The Power of Nonviolent Communication
If you've ever come to a coach looking for strategies for having crucial conversations, you're not alone. This is a common topic in our work with mid-level leaders. One of my favorite tools for helping leaders prepare for and conduct effective conversations is Nonviolent Communication (NVC). We like this tool because it helps you shift to a more productive mindset and see what you may be missing before you even have the conversation.
1. It helps deescalate conflict.
By focusing on facts rather than interpretations, conversations stay grounded and less dramatic. If a coaching client shares, "He is always undermining me in meetings,” we explore her thinking to focus on what actually happened and how it felt: "he interrupted me twice during the presentation, which was frustrating." It shifts the conversation from blaming to the client’s actual experience of the situation. Not only will this be easier for the other person to hear, it’s a more accurate description of reality.
2. It builds trust and safety
When the important people in your life, whether it’s a teammate or family member, feel heard and understood—when their needs are acknowledged even if they can't all be met—they're more likely to trust you. Leaders who practice NVC create environments where others feel safe to share what’s bothering them.

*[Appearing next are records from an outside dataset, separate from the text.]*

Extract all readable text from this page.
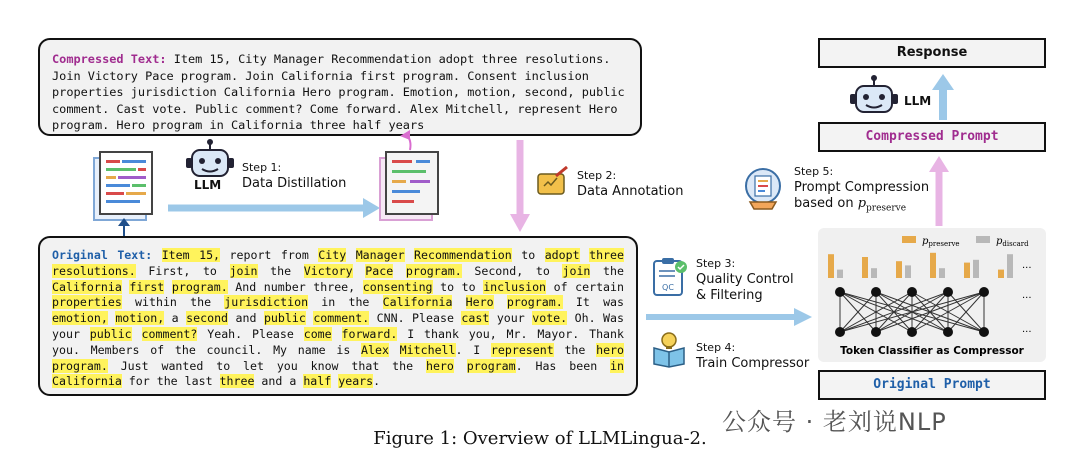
Compressed Text: Item 15, City Manager Recommendation adopt three resolutions. Join Victory Pace program. Join California first program. Consent inclusion properties jurisdiction California Hero program. Emotion, motion, second, public comment. Cast vote. Public comment? Come forward. Alex Mitchell, represent Hero program. Hero program in California three half years
Original Text: Item 15, report from City Manager Recommendation to adopt three resolutions. First, to join the Victory Pace program. Second, to join the California first program. And number three, consenting to to inclusion of certain properties within the jurisdiction in the California Hero program. It was emotion, motion, a second and public comment. CNN. Please cast your vote. Oh. Was your public comment? Yeah. Please come forward. I thank you, Mr. Mayor. Thank you. Members of the council. My name is Alex Mitchell. I represent the hero program. Just wanted to let you know that the hero program. Has been in California for the last three and a half years.
LLM
Step 1:
Data Distillation
Step 2:
Data Annotation
QC
Step 3:
Quality Control
& Filtering
Step 4:
Train Compressor
Step 5:
Prompt Compression
based on $p_{preserve}$
Response
LLM
Compressed Prompt
$p_{preserve}$	$p_{discard}$
...
...
...
Token Classifier as Compressor
Original Prompt
Figure 1: Overview of LLMLingua-2.
公众号 · 老刘说NLP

3. It helps you lead from your best self, rather than your conditioned responses
We all have moments when we react from past experiences rather than present reality. NVC gives you a framework to pause, identify you need, and respond in alignment with who you want to be as a leader (and as a person). Whether you're giving feedback to an underperforming employee or navigating a disagreement with your spouse, you will be more likely to make conscious choices rather than being hijacked by emotional reactions.